Cape Henry Lighthouse
Hamilton is one of the most controversial American Founding Fathers. Interest in Alexander Hamilton, the first Cabinet Treasury Secretary of the newly born country, and Revolutionary War chief aide to General George Washington, has exploded exponentially. Appreciation and admiration for his many contributions to our new nation is regenerated, largely due to the long-running, sold-out show and the equally absorbing 2004 biography that inspired it. The riveting, landmark work by Pulitzer Prize winning historian Ron Chernow, the first new profile of Hamilton in decades, also debunked many long-accepted myths about Hamilton.
“In his time, after, and even now, Hamilton can be credited with shaping, galvanizing, inspiring, and even, scandalizing America. Both his accomplishments and his aspirations were myriad. Most important to Mann, who has travelled to and photographed hundreds of American lighthouses and countless European lighthouses in 22 European countries, is Hamilton’s almost passionate advocacy for building lighthouses along the dark and dangerous coasts of the then United States. This is at a time when only those aforementioned twelve lighthouses, mostly harbor beacons, and few minor navigational aids existed. Truly, Hamilton’s life can be summed up in one “metro-lyric” from the show authored by and starring Lin-Manuel Miranda, “Well, there’s a million things I haven’t done, but just you wait.”
Hamilton’s vision of America, shared with Washington, was that the country must and would become a dominant force in global sea trade. One of the first things both Hamilton and Washington did in 1788 to support and strengthen the fledgling republic was to create and collect national import and excise taxes to service the huge national debt from the American Revolution, and encourage and also regulate more trade. The present U.S. Coast Guard, long deeply respected as humanitarian-based, was actually created in 1789 by the First Congress as a “floating police force” established by Secretary Hamilton on August 4, 1790 as the Revenue-Marine Service, in order to collect duties on vessels and imported goods, and to suppress piracy. As some might know, the present Coast Guard is an amalgamation of five bureaus or services: The Revenue Marine (later called Revenue Cutter) Service, the Life-Saving Service, the Lighthouse Service, the Steamboat Service, and the Bureau of Navigation.

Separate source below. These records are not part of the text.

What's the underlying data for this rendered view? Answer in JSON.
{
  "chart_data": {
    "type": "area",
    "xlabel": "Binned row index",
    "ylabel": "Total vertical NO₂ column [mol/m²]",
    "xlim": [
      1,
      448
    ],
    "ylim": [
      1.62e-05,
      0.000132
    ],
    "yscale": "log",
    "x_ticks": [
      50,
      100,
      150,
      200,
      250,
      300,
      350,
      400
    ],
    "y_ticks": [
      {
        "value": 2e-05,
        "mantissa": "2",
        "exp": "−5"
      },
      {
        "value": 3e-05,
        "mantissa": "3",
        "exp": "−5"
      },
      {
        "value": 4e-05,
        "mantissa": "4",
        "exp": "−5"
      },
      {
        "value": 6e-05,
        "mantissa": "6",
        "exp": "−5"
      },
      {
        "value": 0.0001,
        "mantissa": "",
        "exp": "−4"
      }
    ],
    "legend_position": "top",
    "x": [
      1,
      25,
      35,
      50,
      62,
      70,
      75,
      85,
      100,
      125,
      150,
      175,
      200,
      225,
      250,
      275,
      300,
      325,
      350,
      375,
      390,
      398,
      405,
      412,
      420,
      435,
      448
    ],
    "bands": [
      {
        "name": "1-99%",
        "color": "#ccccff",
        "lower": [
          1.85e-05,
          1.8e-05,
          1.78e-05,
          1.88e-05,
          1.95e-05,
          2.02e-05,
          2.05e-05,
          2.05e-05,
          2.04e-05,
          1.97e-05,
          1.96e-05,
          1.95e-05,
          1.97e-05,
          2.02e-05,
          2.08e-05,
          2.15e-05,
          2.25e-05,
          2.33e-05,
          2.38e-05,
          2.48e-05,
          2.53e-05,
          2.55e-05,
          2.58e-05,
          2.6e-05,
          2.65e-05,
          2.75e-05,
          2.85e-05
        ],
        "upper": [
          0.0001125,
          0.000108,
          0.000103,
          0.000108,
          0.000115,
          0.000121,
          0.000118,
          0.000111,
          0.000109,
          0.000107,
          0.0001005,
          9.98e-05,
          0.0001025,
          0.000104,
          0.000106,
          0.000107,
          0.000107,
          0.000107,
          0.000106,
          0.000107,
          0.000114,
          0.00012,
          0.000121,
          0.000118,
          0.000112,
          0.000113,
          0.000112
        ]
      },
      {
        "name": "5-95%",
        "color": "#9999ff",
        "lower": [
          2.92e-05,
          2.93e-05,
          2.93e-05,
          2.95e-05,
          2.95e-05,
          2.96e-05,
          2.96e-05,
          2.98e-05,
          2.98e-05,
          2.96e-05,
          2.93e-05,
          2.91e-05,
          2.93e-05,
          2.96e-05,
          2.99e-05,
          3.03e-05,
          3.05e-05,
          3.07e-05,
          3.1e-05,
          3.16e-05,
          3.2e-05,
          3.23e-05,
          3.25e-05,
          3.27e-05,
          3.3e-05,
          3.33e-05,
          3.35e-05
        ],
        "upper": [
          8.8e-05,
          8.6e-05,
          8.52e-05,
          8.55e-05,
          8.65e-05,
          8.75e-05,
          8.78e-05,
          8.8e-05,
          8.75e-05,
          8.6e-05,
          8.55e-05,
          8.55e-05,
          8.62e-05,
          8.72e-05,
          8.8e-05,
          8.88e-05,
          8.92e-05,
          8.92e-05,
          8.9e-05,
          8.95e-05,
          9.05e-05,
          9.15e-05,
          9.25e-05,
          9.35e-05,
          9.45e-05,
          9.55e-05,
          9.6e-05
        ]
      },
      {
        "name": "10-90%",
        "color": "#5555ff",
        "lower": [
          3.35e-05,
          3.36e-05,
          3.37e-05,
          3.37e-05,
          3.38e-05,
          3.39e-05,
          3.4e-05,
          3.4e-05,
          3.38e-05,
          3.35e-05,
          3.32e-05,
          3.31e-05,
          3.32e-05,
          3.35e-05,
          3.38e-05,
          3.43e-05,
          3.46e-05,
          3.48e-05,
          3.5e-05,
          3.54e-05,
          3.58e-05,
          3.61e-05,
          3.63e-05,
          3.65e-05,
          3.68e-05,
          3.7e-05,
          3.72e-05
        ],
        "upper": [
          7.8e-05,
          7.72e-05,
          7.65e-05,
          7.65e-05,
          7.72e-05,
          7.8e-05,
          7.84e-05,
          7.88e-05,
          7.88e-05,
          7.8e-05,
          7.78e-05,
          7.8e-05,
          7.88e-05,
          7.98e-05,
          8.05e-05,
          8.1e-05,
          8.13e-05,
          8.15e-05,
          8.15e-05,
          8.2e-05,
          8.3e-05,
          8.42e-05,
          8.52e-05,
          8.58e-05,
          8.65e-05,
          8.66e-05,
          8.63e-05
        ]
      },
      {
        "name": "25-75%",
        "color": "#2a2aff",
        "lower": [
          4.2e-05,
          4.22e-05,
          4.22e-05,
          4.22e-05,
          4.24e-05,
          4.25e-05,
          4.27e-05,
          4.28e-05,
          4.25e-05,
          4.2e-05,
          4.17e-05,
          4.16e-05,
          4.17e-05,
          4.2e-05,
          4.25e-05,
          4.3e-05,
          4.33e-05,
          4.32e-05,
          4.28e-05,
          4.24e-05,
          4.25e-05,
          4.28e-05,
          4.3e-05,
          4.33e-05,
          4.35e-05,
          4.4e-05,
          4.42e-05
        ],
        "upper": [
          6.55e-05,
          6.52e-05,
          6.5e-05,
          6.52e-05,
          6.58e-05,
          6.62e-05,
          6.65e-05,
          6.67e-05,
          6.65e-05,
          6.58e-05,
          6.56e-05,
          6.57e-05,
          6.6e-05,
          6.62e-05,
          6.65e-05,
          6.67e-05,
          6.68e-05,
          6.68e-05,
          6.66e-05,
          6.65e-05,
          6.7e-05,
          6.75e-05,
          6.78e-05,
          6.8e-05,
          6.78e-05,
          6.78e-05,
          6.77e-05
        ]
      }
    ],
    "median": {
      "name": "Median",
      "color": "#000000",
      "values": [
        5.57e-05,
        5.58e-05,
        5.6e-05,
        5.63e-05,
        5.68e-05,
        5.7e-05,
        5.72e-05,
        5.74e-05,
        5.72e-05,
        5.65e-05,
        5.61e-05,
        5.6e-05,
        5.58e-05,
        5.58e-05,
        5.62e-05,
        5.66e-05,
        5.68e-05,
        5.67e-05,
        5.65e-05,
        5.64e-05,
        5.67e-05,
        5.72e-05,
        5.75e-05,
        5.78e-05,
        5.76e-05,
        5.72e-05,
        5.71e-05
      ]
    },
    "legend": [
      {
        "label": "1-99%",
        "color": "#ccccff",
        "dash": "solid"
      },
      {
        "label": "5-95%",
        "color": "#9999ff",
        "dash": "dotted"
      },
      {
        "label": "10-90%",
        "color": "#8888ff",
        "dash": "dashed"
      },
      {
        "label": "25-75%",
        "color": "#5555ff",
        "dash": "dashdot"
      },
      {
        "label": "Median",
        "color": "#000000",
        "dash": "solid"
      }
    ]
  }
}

“Hamilton was correct. Our trade grew so strong and so fast that by 1800 there were 24 lighthouses in the new nation, all along the Atlantic coast. By the mid-twentieth century, there were an estimated 1500 lighthouses, range lights, and pier lights built and manned, 120 lightship stations along the ocean and Great Lake’s coasts, with 179 vessels constructed for use as lightships, and tens of thousands of in-water aids to navigation, said Mann.”
In an interview after the publication of his best-selling biography, Chernow said, “Nobody stood closer to the center of American politics and policy from 1776 to 1800 than did Alexander Hamilton.”